Hi guys, i am new to Ansible, and trying to make good use of it on our environment.
We’re running a tool that is called Opsware (that is some kind of ansible as well…) that should be running it’s agent on each node.
I want to automate the installation of the agent via ansible and trying to write a role for it, not sure if i am going to need to write a module, i think it wont be needed, but would appreciate your feedback.
I wrote a simple task:
name: make sure opsware-agent is runnning
service: name=opsware-agent state=running pattern=“/opt/opsware/agent/bin/python /opt/opsware/agent/pylibs/shadowbot/daemonbot.pyc --conf /etc/opt/opsware/agent/agent.args”
This runs so far when the agent is installed, if it is not running it will restart it.
I wonder if the ‘pattern’ parameter is a good idea to check for the process to be running if the agent is actually not installed, since it is not installed via any software package system (yum/apt) so my idea to check if it was installed is to check if the service is running and if it fails to check the service status, then it is not installed.
I am unsure from here how to trigger the install if the ‘pattern’ fails…
I would appreciate your input/feedback with this issue.
Hi guys, i am new to Ansible, and trying to make good use of it on our
environment.
We're running a tool that is called Opsware (that is some kind of ansible as
well...) that should be running it's agent on each node.
I want to automate the installation of the agent via ansible and trying to
write a role for it, not sure if i am going to need to write a module, i think
it wont be needed, but would appreciate your feedback.
I wrote a simple task:
- name: make sure opsware-agent is runnning
service: name=opsware-agent state=running pattern="/opt/opsware/agent/bin/
python /opt/opsware/agent/pylibs/shadowbot/daemonbot.pyc --conf /etc/opt/
opsware/agent/agent.args"
This runs so far when the agent is installed, if it is not running it will
restart it.
That sounds wrong. If it is already running, it should be left alone,
as you have "state=running".
IIRC Ansible relies on the init script being able to return a status -
and many 3rd party init scripts fail to do so... The "pattern" part
in ansible is an attempt at working around this, but the init script
really should be fixed... (Perhaps you can use ansible to installed a
fixed version first?)
What does "/etc/init.d/optsware-agent status" say? (and more
importantly: What exit code does it give?)

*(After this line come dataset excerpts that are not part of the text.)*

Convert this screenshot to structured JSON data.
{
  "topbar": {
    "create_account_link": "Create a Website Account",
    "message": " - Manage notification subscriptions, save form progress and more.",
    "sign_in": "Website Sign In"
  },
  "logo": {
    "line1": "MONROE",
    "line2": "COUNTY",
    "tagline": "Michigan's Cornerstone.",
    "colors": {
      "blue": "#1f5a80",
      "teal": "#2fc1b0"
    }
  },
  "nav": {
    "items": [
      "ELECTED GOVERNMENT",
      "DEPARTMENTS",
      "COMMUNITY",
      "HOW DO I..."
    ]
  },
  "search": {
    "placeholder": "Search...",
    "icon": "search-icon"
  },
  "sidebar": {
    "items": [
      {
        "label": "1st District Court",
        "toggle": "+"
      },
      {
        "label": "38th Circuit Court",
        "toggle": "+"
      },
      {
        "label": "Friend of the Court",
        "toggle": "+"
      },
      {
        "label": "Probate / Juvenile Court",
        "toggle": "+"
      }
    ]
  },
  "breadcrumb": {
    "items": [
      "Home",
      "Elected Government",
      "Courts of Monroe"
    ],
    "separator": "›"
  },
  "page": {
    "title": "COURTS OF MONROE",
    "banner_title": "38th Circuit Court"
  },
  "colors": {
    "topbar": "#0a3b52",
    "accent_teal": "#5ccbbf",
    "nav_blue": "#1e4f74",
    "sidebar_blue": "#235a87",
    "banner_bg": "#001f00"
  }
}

I wonder if the 'pattern' parameter is a good idea to check for the process to
be running if the agent is actually not installed, since it is not installed
via any software package system (yum/apt) so my idea to check if it was
installed is to check if the service is running and if it fails to check the
service status, then it is not installed.
Well - hopefully nothing will match the pattern if the right daemon is
not installed...
I am unsure from here how to trigger the install if the 'pattern'
fails...
Can you check for the presense of one of the files installed by
opsware-agent instead? E.g. /usr/sbin/opsware-agent or similar?
Would it not be a good idea to use stat to first check if the files
are present? If not, that means it isn't installed and wouldn't
trigger any error.
Then do the check whether service is running.